タスク 2: データの解析と半精度への変換
1. 指定した Lookup Table ブロックについて、モデル ワークスペースからテーブルとブレークポイントの変数データを取得します。たとえば、'Pumping Constant' ブロックを使用すると以下のようになります。
mdlWks = get_param('sldemo_fuelsys','ModelWorkspace'); currentBlk = 'sldemo_fuelsys/fuel_rate_control/airflow_calc/Pumping Constant';
2. テーブル データを解析し、それが半精度型の範囲 [-65504, 65504] に収まる場合、半精度に変換します。シミュレーション データ インスペクターで、モデルをシミュレーションし、現在のブロックのログに記録された出力をベースラインと比較します。出力が指定した絶対許容誤差と相対許容誤差の範囲内であることを確認します。たとえば、このコードでは両方の許容誤差が | 0.01
| に設定されます。
numBytesSaved(1) = analyzeDataConvertToHalf(mdlWks, currentBlk, 'Table');
3. 現在のブロックの各ブレークポイントのデータについて、タスク 2 のステップ 2 を繰り返します。単精度から半精度に変換した後も、ブレークポイント データは単調増加でなければなりません。
numBytesSaved(2) = analyzeDataConvertToHalf(mdlWks, currentBlk, 'BreakpointsForDimension1'); numBytesSaved(3) = analyzeDataConvertToHalf(mdlWks, currentBlk, 'BreakpointsForDimension2'); totalBytesSaved = sum(numBytesSaved(1:3));
4. 同じサブシステムの残りの Lookup Table ブロックについて、タスク 2 のステップ 2 ~ 3 を繰り返します。次に、テーブルに保存されたバイト数と、n-D Lookup Table ブロックのブレークポイントを調べます。
currentBlk = 'sldemo_fuelsys/fuel_rate_control/airflow_calc/Ramp Rate Ki'; numBytesSaved(4) = analyzeDataConvertToHalf(mdlWks, currentBlk, 'Table'); numBytesSaved(5) = analyzeDataConvertToHalf(mdlWks, currentBlk, 'BreakpointsForDimension1'); numBytesSaved(6) = analyzeDataConvertToHalf(mdlWks, currentBlk, 'BreakpointsForDimension2'),
numBytesSaved = 684 36 38 72 12 12
totalBytesSaved = totalBytesSaved + sum(numBytesSaved(4:6)),
totalBytesSaved = 854
タスク 3: シミュレーションと比較
1. 変換後のモデルを半精度のテーブルとブレークポイントでシミュレーションします。

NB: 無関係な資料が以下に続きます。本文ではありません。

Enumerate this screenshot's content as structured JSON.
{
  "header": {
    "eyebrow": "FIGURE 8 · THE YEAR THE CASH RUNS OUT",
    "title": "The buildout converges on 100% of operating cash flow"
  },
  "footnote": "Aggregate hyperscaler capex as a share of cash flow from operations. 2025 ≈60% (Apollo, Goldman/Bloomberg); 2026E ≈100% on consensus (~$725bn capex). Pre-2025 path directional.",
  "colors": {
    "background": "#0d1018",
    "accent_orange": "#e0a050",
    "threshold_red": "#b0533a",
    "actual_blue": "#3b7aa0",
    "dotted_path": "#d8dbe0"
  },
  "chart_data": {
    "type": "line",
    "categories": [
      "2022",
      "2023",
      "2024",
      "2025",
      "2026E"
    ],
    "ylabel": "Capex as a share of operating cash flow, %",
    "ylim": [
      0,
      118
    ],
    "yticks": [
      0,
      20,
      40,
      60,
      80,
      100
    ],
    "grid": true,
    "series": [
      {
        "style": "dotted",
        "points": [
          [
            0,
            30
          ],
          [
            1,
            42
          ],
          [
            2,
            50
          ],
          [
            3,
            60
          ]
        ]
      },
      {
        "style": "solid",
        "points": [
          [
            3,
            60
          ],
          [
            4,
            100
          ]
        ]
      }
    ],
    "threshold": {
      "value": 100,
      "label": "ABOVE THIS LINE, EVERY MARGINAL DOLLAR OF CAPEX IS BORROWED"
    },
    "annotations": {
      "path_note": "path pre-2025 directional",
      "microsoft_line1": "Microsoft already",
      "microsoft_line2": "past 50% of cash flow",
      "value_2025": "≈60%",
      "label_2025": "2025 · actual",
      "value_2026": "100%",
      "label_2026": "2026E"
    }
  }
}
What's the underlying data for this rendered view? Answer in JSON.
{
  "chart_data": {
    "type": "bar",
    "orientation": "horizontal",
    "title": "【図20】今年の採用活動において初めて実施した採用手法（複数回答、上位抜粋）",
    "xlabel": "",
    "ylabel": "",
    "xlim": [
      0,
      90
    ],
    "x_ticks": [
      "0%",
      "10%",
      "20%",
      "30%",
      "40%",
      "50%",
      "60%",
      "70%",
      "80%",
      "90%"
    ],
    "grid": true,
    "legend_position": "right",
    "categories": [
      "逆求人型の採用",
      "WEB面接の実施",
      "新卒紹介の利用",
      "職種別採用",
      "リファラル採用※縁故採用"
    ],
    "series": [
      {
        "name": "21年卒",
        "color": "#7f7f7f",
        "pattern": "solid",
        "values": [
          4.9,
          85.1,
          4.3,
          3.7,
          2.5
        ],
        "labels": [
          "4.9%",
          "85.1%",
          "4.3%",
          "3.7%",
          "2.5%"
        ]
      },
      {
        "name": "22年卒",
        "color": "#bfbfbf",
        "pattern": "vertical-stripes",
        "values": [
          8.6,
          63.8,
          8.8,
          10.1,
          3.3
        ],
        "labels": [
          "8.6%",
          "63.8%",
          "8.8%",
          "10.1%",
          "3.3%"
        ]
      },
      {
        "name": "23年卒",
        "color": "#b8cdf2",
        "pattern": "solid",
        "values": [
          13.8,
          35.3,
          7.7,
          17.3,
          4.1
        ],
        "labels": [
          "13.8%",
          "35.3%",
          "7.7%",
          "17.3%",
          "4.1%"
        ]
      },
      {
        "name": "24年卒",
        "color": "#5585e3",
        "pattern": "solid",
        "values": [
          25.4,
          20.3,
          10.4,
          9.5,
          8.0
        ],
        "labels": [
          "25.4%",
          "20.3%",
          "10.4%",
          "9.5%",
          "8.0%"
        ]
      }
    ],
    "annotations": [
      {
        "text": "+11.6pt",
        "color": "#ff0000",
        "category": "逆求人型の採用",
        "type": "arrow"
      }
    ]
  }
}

2. Scope ブロックおよびシミュレーション データ インスペクターで、'fuel'、'air_fuel_ratio' などの信号をベースラインと比較します。目標とするパフォーマンスが引き続き達成されていることを確認します。
3. モデルを、書き込み可能なフォルダーに別名で保存します。
タスク 4: コードの生成とメモリ最適化の検証
1. fuel_rate_control サブシステムを右クリックし、[C/C++ コード]、[このサブシステムをビルド] を選択します。コードを生成するには、[サブシステムに対するコードをビルド] ダイアログ ボックスで [ビルド] をクリックします。
2. [ビルド] の処理が完了すると、コード生成レポートが表示されます。
3. half_type.h
および fuel_rate_control.c
ファイルをクリックします。look2_ifbhlfthDfIf_linlca
関数呼び出しインターフェイスの半精度 (real16_T
) 型定義、real16_T
型のテーブル、およびブレークポイントのポインターに注目してください。
4. fuel_rate_control.h
ファイルを開き、テーブルとブレークポイントのストレージ型として半精度を使用することにより、854 バイトが節約されたことを確認してください。